Over two and a half years of follow-up time, on average, the researchers saw cardiovascular events — ranging from ischemic stroke, coronary revascularization, or myocardial infarction to cardiovascular disease-related deaths — in 7,453 individuals.

Although they noted a small uptick in these cardiovascular events in individuals with CHIP, the potential relationship between the conditions was modest and heterogeneous. When it came to myocardial infarction, for example, the investigators uncovered a 30 percent rise in an initial event in CHIP-positive individuals, despite a comparable risk of recurrent myocardial infarction in those with or without CHIP.

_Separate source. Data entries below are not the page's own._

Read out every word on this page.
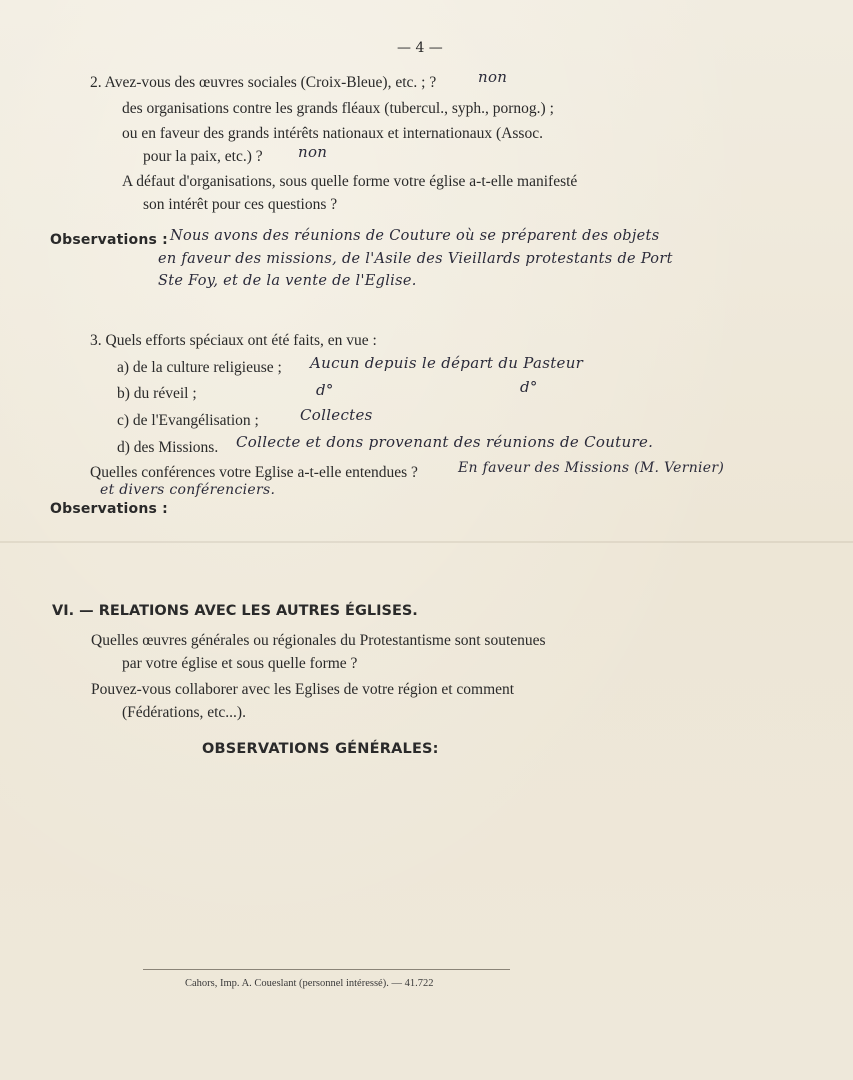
— 4 —
2. Avez-vous des œuvres sociales (Croix-Bleue), etc. ; ?	non
des organisations contre les grands fléaux (tubercul., syph., pornog.) ;
ou en faveur des grands intérêts nationaux et internationaux (Assoc.
pour la paix, etc.) ? non
A défaut d'organisations, sous quelle forme votre église a-t-elle manifesté
son intérêt pour ces questions ?
Observations : Nous avons des réunions de Couture où se préparent des objets
en faveur des missions, de l'Asile des Vieillards protestants de Port
Ste Foy, et de la vente de l'Eglise.
3. Quels efforts spéciaux ont été faits, en vue :
a) de la culture religieuse ; Aucun depuis le départ du Pasteur
b) du réveil ;	d°	d°
c) de l'Evangélisation ;	Collectes
d) des Missions. Collecte et dons provenant des réunions de Couture.
Quelles conférences votre Eglise a-t-elle entendues ?	En faveur des Missions (M. Vernier)
et divers conférenciers.
Observations :
VI. — RELATIONS AVEC LES AUTRES ÉGLISES.
Quelles œuvres générales ou régionales du Protestantisme sont soutenues
par votre église et sous quelle forme ?
Pouvez-vous collaborer avec les Eglises de votre région et comment
(Fédérations, etc...).
OBSERVATIONS GÉNÉRALES:
Cahors, Imp. A. Coueslant (personnel intéressé). — 41.722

"CHIP was associated with incidents but not recurrent coronary events, suggesting its use for prognostic enrichment of clinical trials may be more applicable in primary prevention populations," the authors reported, though they noted that this pattern may reflect the use of high-dose statins or other prior treatments in clinical trial participants.

Likewise, the investigators did not see variation when it came to treatment response when they compared outcomes for individuals with or without CHIP.

Still, the lack of a clear association between CHIP and response to the various treatments tested in the trials remains clinically informative, the authors explained, suggesting that "patients with CHIP will benefit similarly from guideline-based clinical care with respect to lipid-lowering therapy, anticoagulant, and antiplatelet therapy — four cornerstones of our clinical armamentarium."